In the final analysis, it is worth the effort.
"When designing homes people should always know what every area is meant for," said Gaurang Jhunjhnuwala, general manager of business development at Ovolo Group, which owns several serviced apartments and hotels in Hong Kong.
"Though it sounds like common sense, people tend to overlook it all the time."
If an area is meant for working, then try to incorporate what is convenient for working, Jhunjhnuwala added.
In practice, cultivating the habit of thinking is far from easy.
Each Ovolo property will go through 60 design revisions before opening its doors to guests.
This is only to make sure that the principle of effortless living is upheld, he said.
The Ovolo Group, a family owned business, was established in 2002.
Today the group is a leader in Hong Kong's hotel and serviced apartments industry, owning and operating six hotels and serviced apartment properties on Hong Kong Island and in West Kowloon as well as a serviced office property, Izi.
With tons of experience gained from talking to business travelers, Ovolo has been steadfastly loyal to their motto of "effortless living," Jhunjhnuwala said.

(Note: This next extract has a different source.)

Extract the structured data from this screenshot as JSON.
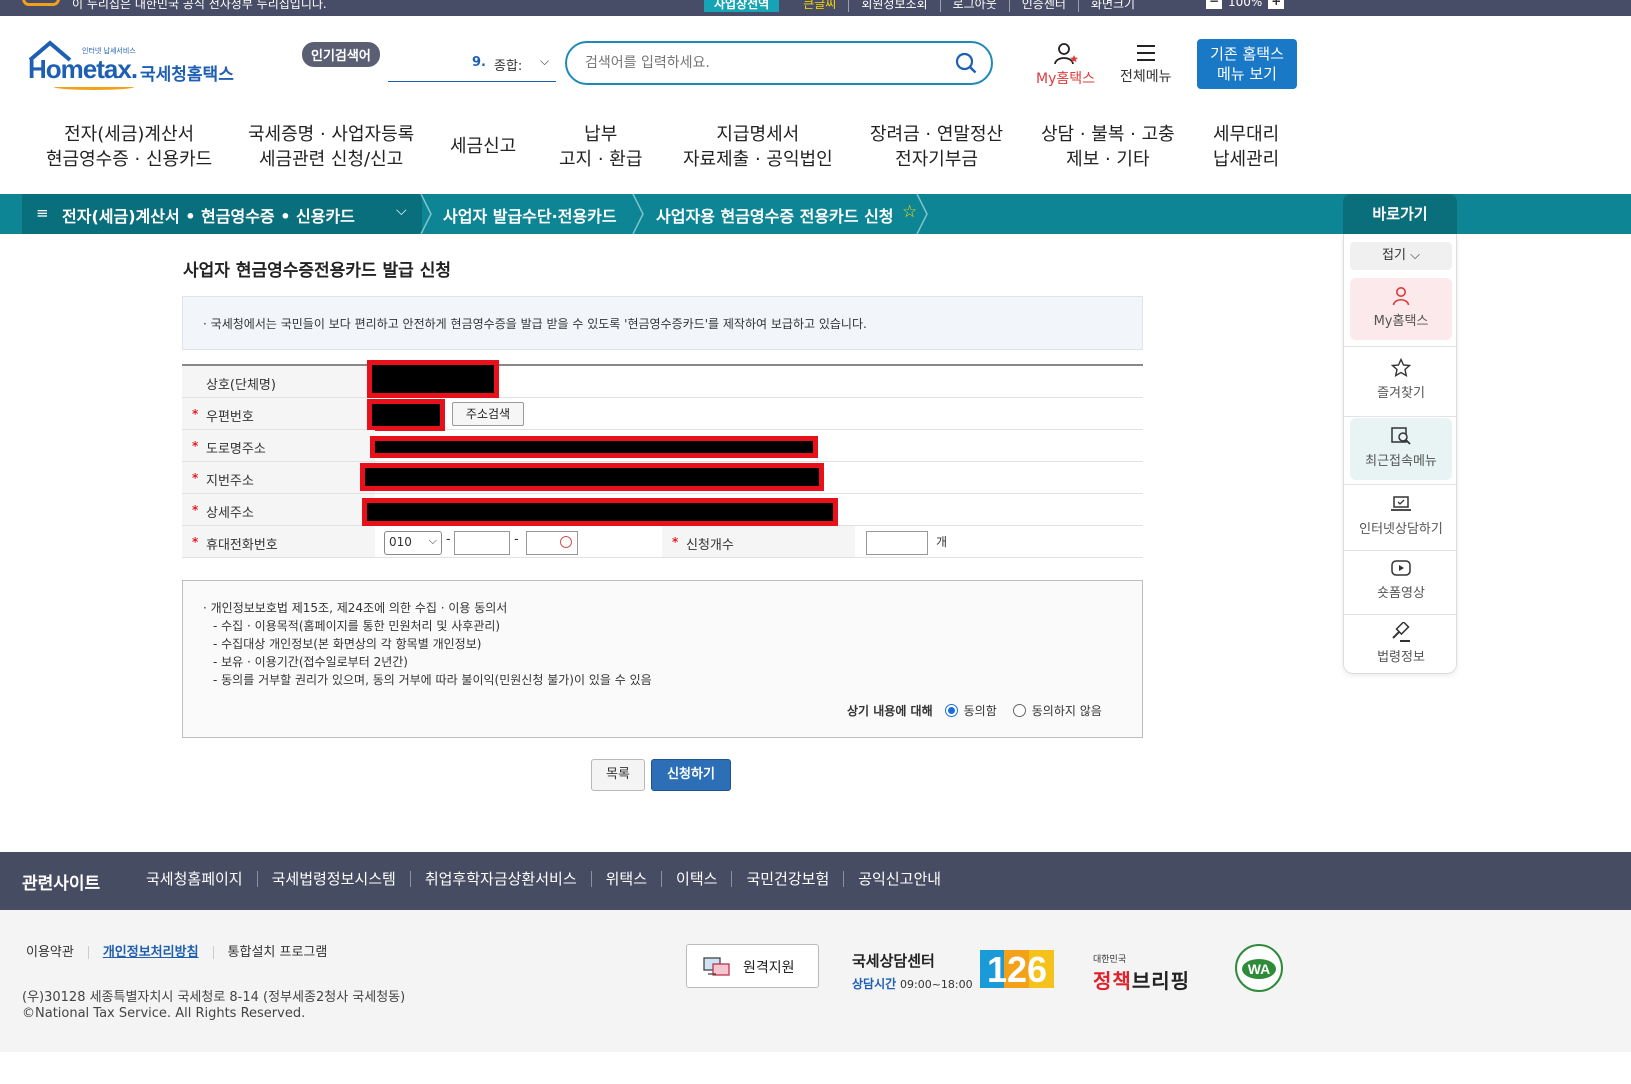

First is the attention to detail no matter how trivial. A case in point is the power socket. Spending only a minute to decide where to put these sockets and the number of such power points can save you a lot of stress later on such as having to move heavy furniture to gain access to the point or queuing various electronic devices that run out of battery at the same time.
Simply put, locating a power point right next to your bed means that you can charge your mobile phone without any fuss or bother.

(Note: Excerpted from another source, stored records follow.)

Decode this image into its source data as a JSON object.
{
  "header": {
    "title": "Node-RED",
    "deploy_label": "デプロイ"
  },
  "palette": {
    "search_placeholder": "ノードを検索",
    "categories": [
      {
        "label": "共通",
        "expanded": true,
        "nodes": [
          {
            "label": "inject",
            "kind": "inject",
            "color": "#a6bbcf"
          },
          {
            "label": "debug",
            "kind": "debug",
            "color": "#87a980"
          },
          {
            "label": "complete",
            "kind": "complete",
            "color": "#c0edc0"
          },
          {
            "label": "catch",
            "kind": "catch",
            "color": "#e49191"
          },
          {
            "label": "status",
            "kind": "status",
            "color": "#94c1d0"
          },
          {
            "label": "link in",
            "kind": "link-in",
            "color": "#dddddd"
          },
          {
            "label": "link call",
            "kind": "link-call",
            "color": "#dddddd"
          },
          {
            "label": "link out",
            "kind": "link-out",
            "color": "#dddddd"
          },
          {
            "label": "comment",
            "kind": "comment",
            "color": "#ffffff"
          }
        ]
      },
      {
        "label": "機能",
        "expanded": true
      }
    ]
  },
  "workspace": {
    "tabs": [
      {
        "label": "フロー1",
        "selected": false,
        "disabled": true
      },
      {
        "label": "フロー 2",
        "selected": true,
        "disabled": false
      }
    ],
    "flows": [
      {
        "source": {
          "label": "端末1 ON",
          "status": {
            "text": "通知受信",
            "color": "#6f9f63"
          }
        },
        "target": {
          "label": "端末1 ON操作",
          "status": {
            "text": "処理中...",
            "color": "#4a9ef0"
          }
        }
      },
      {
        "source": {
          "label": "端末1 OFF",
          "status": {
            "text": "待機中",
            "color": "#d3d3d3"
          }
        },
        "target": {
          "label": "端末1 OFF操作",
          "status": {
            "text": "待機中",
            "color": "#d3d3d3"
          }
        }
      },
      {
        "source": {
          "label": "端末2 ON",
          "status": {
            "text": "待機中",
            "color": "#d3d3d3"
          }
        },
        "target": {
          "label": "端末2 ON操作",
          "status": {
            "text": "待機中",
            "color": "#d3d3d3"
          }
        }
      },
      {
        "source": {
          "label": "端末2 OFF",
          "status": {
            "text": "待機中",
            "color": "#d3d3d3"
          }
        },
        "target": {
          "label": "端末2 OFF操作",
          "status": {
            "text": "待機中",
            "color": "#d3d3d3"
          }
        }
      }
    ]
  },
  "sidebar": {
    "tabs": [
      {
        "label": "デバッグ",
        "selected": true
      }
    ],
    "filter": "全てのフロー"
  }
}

Similar to electricity sockets, determining the height of the clothes rack will save you the hassle of finding your gowns or other clothes all creased or bunched up.
Jhunjhnuwala also follows another cardinal rule: don't clutter things up in your room. The porcelain vase can be an object of desire when viewed in a shopping mall window. But before you whip out the credit card, he said, think for a while about how it will end up on a table gathering dust.
In Ovolo's serviced apartments and hotels, magazines never lie on tables meant for working and writing. They stay where they should be, on the shelves rather than taking up valuable space, Jhunjhnuwala said.
"It is all about how to maximize space and gain flexibility," he said.
Rooms in Ovolo's newest hotel at 286 Queen's Road Central have a Japanese influence with high-tech touches for the comfort of business travelers who are looking for simplicity and functionality.
Jhunjhnuwala has installed the latest Apple TV 3 in hotel rooms where guests can listen to music or watch movies.
Meanwhile, since the device is wireless there are no cables that run zigzag across the floor.
"Everybody has a chance to do it. By making all the features you need available, it calls for effortless living ... a redefined luxury," Jhunjhnuwala said.